В больнице Полина не только ни разу в жизни не лежала, но даже ни разу и не была. Как-то не приходилось ей бывать в больнице: никто из ее друзей туда не попадал, во всяком случае, надолго, родные тоже были здоровы… Даже папа не ложился для протезирования в больницу, а просто ездил к своему мастеру, обходясь при этом без сопровождения.

Наверное, поэтому она боялась больниц так, как боятся маленькие дети. Это было, пожалуй, единственное, чего Полина в жизни вообще боялась. В этом было стыдно признаваться, она и не признавалась, но представить не могла, как Юра может работать врачом.
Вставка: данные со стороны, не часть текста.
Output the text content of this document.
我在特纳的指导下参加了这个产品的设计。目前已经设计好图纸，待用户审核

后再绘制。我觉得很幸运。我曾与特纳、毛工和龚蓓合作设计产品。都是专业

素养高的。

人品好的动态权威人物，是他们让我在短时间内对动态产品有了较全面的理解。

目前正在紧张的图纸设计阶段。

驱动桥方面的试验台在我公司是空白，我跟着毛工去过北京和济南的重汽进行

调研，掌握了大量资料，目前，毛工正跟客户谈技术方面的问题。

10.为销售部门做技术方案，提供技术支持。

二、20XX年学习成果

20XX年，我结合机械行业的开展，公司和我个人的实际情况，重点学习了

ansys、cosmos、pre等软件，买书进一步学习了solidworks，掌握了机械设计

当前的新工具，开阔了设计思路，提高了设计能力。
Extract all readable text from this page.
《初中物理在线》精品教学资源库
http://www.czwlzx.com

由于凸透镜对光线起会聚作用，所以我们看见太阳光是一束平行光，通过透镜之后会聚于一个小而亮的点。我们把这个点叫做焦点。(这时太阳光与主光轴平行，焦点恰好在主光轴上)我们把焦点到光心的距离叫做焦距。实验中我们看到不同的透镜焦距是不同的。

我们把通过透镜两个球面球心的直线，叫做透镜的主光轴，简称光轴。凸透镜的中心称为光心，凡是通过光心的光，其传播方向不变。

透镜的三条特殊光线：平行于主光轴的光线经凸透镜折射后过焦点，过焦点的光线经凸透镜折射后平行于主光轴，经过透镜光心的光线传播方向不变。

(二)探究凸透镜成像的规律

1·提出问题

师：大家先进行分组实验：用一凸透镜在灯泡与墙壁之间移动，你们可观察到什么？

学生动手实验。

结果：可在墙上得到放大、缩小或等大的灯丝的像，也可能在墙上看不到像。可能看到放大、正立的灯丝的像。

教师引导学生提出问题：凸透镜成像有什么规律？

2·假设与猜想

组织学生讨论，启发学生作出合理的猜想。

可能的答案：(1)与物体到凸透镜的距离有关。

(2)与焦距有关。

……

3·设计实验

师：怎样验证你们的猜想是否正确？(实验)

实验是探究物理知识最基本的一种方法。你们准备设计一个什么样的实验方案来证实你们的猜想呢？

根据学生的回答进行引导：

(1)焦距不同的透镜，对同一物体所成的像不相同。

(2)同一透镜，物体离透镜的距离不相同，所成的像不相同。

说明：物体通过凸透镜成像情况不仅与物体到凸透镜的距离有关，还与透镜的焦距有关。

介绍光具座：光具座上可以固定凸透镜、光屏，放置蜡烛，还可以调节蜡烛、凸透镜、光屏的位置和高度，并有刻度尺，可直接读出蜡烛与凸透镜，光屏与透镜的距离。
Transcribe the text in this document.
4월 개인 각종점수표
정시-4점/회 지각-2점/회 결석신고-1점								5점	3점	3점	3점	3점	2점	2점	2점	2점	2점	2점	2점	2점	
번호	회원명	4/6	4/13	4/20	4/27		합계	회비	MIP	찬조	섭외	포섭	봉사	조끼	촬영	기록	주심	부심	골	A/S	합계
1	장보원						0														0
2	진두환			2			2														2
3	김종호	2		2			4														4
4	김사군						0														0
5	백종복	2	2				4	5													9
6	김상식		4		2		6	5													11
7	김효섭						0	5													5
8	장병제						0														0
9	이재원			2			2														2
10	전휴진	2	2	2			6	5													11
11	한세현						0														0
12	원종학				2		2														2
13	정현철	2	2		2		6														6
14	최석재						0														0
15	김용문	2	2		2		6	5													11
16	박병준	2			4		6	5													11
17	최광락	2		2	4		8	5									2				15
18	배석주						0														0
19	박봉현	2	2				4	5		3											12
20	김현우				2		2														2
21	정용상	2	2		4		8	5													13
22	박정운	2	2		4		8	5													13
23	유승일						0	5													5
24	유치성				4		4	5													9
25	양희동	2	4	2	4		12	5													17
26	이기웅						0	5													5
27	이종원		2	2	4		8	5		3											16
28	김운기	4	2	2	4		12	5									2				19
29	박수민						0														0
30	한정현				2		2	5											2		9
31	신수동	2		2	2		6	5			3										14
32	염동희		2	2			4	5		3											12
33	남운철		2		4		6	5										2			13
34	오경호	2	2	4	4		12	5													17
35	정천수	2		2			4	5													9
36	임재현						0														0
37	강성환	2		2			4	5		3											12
Каждый день, и день и ночь, ходить по этим унылым, наводящим на самые мрачные мысли коридорам, постоянно видеть эти стены, выкрашенные какого-то безнадежного цвета краской… Да и не просто ведь ходить, и не просто видеть, а работать в этих стенах, да еще травматологом, – и каждый день боль, кровь, даже смерть, и день и ночь… При одной мысли обо всем этом Полина вздрагивала.

В больницу к Еве ее, правда, не пустили. То есть пустили, конечно, но не дальше регистратуры.

– Потому что она в реанимации, а туда, как вы понимаете, нельзя, – объяснила бесстрастная девушка в окошке. – Состояние средней тяжести.

– Почему же в реанимации, раз средней? – спросила Полина.

– Чтобы не стало тяжелым, – отрезала регистраторша.

Не дожидаясь, пока ей скажут, чтобы не мешала работать, Полина отошла от окошка и присела на обтянутое дерматином кресло в углу холодного вестибюля.

«Где же Темка, интересно, раз не пускают? – подумала она. – И где, главное, Юра?»

Ей было тоскливо, одиноко и хотелось плакать, как в детстве, хотя она и в детстве почти не плакала. В человеческом мире, который ее окружал, не было ничего даже отдаленно подобного тому, чем была ее семья – родители, Ева, Юра… Все они вместе были тем единственным, из-за чего, по Полининому мнению, этот бестолковый человеческий мир вообще имел право на существование. И представить, что им что-то угрожает – Еве угрожает так сильно, что она лежит в реанимации и к ней никого не пускают, – представить это было просто невозможно.

Так страшно Полине было только однажды, когда Юра уезжал в Чечню. Когда они сидели в последний вечер вдвоем и он просил ее продать гарсоньерку и объяснял, что надо вернуть Темкин долг, чтобы успокоить Еву, и Полина вдруг поняла, о чем он думает: о том, что может ведь и не вернуться, и поэтому смешно дорожить квартирой…

И как только она об этом вспомнила, сразу увидела Юру.

Наверное, папа сказал ему, что Полина поехала в Лефортово: Юра стоял у двери, ведущей куда-то в недра больницы, и оглядывал вестибюль. Он был в белом халате – то ли здесь дали, то ли прямо в нем и приехал из Склифа, – и во всем его облике, даже почему-то в этом белом халате, в котором она никогда ведь не видела брата, было что-то такое бесконечно родное и надежное, что Полина и в самом деле чуть не заплакала.

– Юр, я здесь! – закричала она, вскакивая.

– Ну что ты вопишь, мадемуазель Полин? – Он улыбнулся и помахал ей рукой. – Иди сюда, не пугай людей.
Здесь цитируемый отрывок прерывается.